Neurotransmitter systems in the brain are also central. The dopamine hypothesis has long been dominant: overactive dopamine signaling in certain brain regions (particularly the mesolimbic system) is thought to cause psychotic symptoms. Supporting evidence includes the fact that amphetamines, which release dopamine, can induce paranoid delusions and hallucinations in healthy individuals (or worsen psychosis in patients).
All currently approved antipsychotic drugs also suppress dopamine signaling by blocking Dâ‚‚ receptors. Meanwhile, findings have led to a complementary glutamate hypothesis: substances like phencyclidine (PCP) or ketamine – which block NMDA receptors for glutamate – can induce the full spectrum of schizophrenia-like symptoms, including hallucinations, disordered thinking, and apathy.

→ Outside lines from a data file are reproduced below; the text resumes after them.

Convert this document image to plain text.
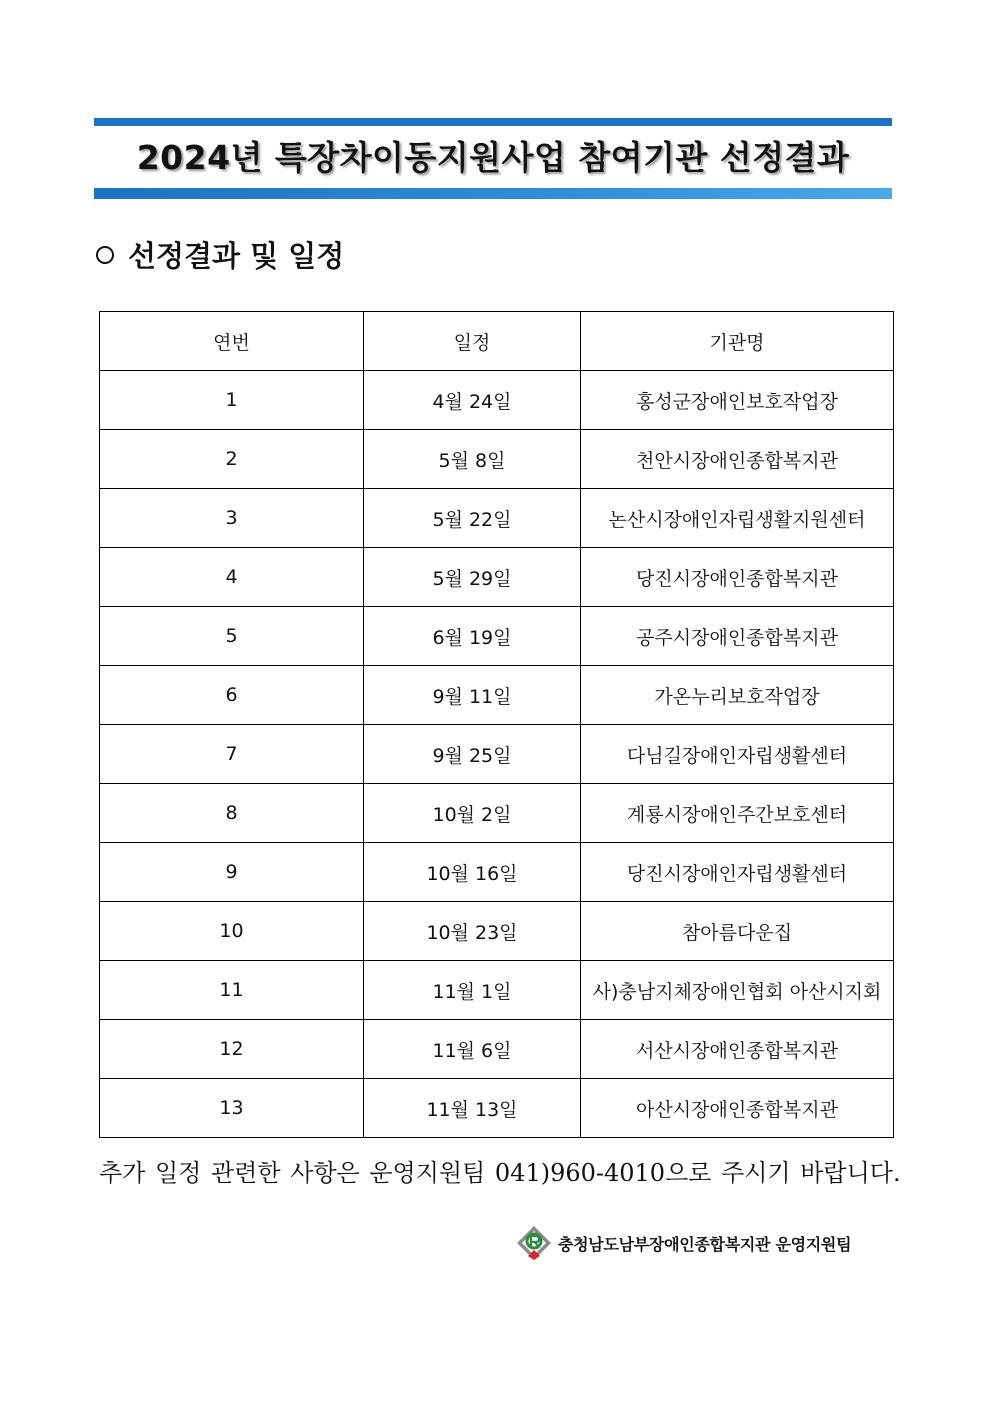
2024년 특장차이동지원사업 참여기관 선정결과
선정결과 및 일정
연번	일정	기관명
1	4월 24일	홍성군장애인보호작업장
2	5월 8일	천안시장애인종합복지관
3	5월 22일	논산시장애인자립생활지원센터
4	5월 29일	당진시장애인종합복지관
5	6월 19일	공주시장애인종합복지관
6	9월 11일	가온누리보호작업장
7	9월 25일	다님길장애인자립생활센터
8	10월 2일	계룡시장애인주간보호센터
9	10월 16일	당진시장애인자립생활센터
10	10월 23일	참아름다운집
11	11월 1일	사)충남지체장애인협회 아산시지회
12	11월 6일	서산시장애인종합복지관
13	11월 13일	아산시장애인종합복지관
추가 일정 관련한 사항은 운영지원팀 041)960-4010으로 주시기 바랍니다.
충청남도남부장애인종합복지관 운영지원팀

This suggests that impaired glutamate signaling (possibly due to excessive production of NMDA-blocking kynurenic acid in the brain) may underlie both positive and negative symptoms. Dopamine and glutamate systems likely interact in the pathophysiology of the disease.
In addition, dysfunction in several brain circuits is evident: for example, reduced activity in the prefrontal cortex during cognitive tasks and abnormal responses in the amygdala to emotional stimuli (which may contribute to misinterpretation of emotions). Neuropsychological studies often reveal impaired working memory, attention, and processing speed in patients.
These cognitive deficits are core symptoms that correlate with functioning and prognosis – for instance, poor attention and slow processing strongly predict difficulties managing work and daily life. In summary, neurological research suggests that schizophrenia is a neurodevelopmental disorder: brain development from fetal life to early adulthood deviates, and this, combined with genetic and environmental factors, leads to altered brain structure and function that give rise to symptoms.